Sir Henry Herbert Juta (12 August 1857 – 16 May 1930) was a South African judge who served as Speaker of the Cape House of Assembly, Judge President of the Cape Provincial Division and judge of the South African Appellate Division.

==Early life and education==
Juta attended the South African College in Cape Town from 1868 to 1874, where he matriculated with distinction. He obtained a BA degree in 1876 and then went to the University of London, gaining a LLB with honours. He became a member of the Inner Temple in January 1880.

==Career==
Juta returned to Cape Town and was admitted to the bar on 14 September 1880. He had a busy practice and also served as an examiner for the University of the Cape of Good Hope. In 1892 he served as an acting judge in Griqualand West and in 1893 he entered politics.

He served as MLA for Oudtshoorn from 1893 to 1898, and briefly in 1894, as Attorney General for the second government of Prime Minister Cecil Rhodes. He also took silk in 1893 and in 1896 became speaker of the legislative assembly. He was knighted in the 1897 Diamond Jubilee Honours. In 1899 he became MLA for Port Elizabeth, a constituency he represented until 1907.

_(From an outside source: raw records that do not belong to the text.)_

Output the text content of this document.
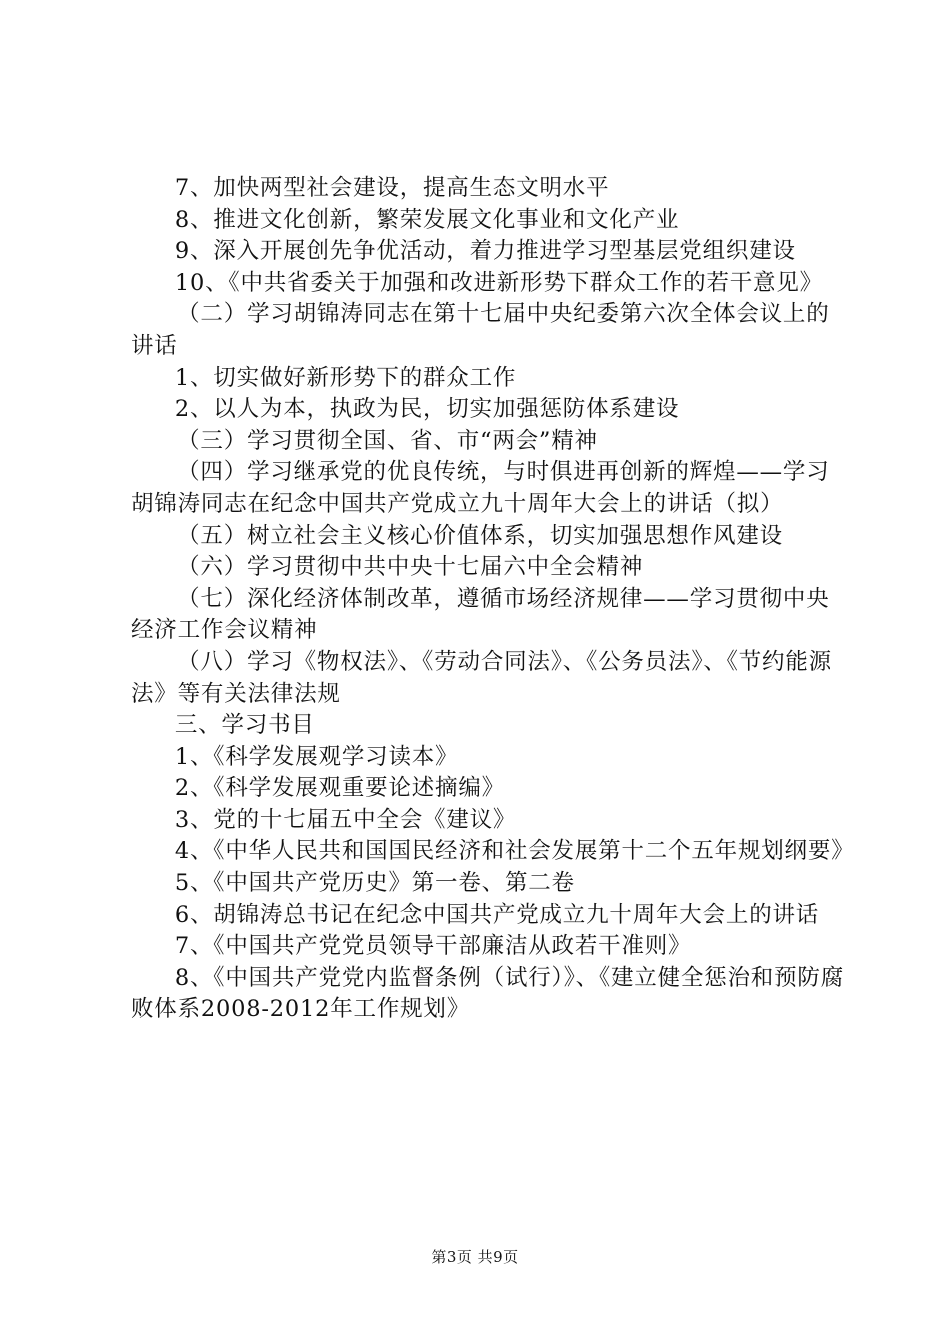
7、加快两型社会建设，提高生态文明水平

8、推进文化创新，繁荣发展文化事业和文化产业

9、深入开展创先争优活动，着力推进学习型基层党组织建设

10、《中共省委关于加强和改进新形势下群众工作的若干意见》

（二）学习胡锦涛同志在第十七届中央纪委第六次全体会议上的讲话

1、切实做好新形势下的群众工作

2、以人为本，执政为民，切实加强惩防体系建设

（三）学习贯彻全国、省、市“两会”精神

（四）学习继承党的优良传统，与时俱进再创新的辉煌——学习胡锦涛同志在纪念中国共产党成立九十周年大会上的讲话（拟）

（五）树立社会主义核心价值体系，切实加强思想作风建设

（六）学习贯彻中共中央十七届六中全会精神

（七）深化经济体制改革，遵循市场经济规律——学习贯彻中央经济工作会议精神

（八）学习《物权法》、《劳动合同法》、《公务员法》、《节约能源法》等有关法律法规

三、学习书目

1、《科学发展观学习读本》

2、《科学发展观重要论述摘编》

3、党的十七届五中全会《建议》

4、《中华人民共和国国民经济和社会发展第十二个五年规划纲要》

5、《中国共产党历史》第一卷、第二卷

6、胡锦涛总书记在纪念中国共产党成立九十周年大会上的讲话

7、《中国共产党党员领导干部廉洁从政若干准则》

8、《中国共产党党内监督条例（试行）》、《建立健全惩治和预防腐败体系2008-2012年工作规划》

第3页 共9页
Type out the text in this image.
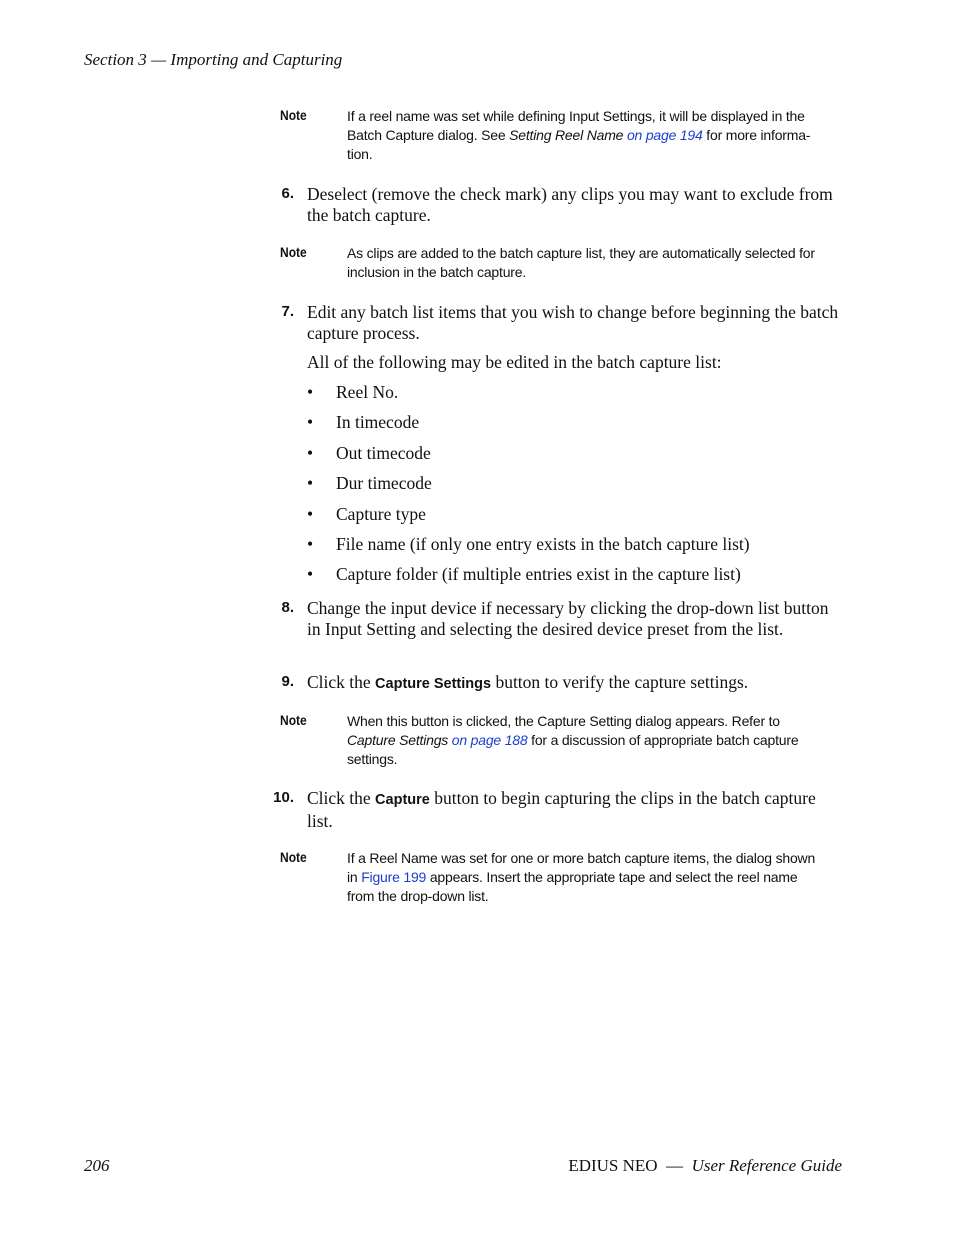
Section 3 — Importing and Capturing
Note	If a reel name was set while defining Input Settings, it will be displayed in the Batch Capture dialog. See Setting Reel Name on page 194 for more informa-tion.
6. Deselect (remove the check mark) any clips you may want to exclude from the batch capture.
Note	As clips are added to the batch capture list, they are automatically selected for inclusion in the batch capture.
7. Edit any batch list items that you wish to change before beginning the batch capture process.
All of the following may be edited in the batch capture list:
• Reel No.
• In timecode
• Out timecode
• Dur timecode
• Capture type
• File name (if only one entry exists in the batch capture list)
• Capture folder (if multiple entries exist in the capture list)
8. Change the input device if necessary by clicking the drop-down list button in Input Setting and selecting the desired device preset from the list.
9. Click the Capture Settings button to verify the capture settings.
Note	When this button is clicked, the Capture Setting dialog appears. Refer to Capture Settings on page 188 for a discussion of appropriate batch capture settings.
10. Click the Capture button to begin capturing the clips in the batch capture list.
Note	If a Reel Name was set for one or more batch capture items, the dialog shown in Figure 199 appears. Insert the appropriate tape and select the reel name from the drop-down list.
206	EDIUS NEO — User Reference Guide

In late 1902 he visited the United Kingdom with his family. Juta was appointed Judge President of the Cape Provincial Division in September 1914 and in 1920 he was appointed Judge of the Appeal Court. He resigned in 1923 and settled with his wife in Europe.

==Family==
Juta was born in South Africa to Jan Carel Juta and Louise Marx and baptised into the Dutch Reformed Church. He was a nephew of Karl Marx. His parents together founded the publishing house Juta and Company.

In 1883, he married Helen Lena Tait and they had four daughters and one son. The eldest daughter, Helen (1886–1952), married the English composer John David Davis in 1919 and their son Jan married Alice Ford Huntington, daughter of American tennis player Bob Huntington and sister of Helen Dinsmore Huntington of the Huntington family.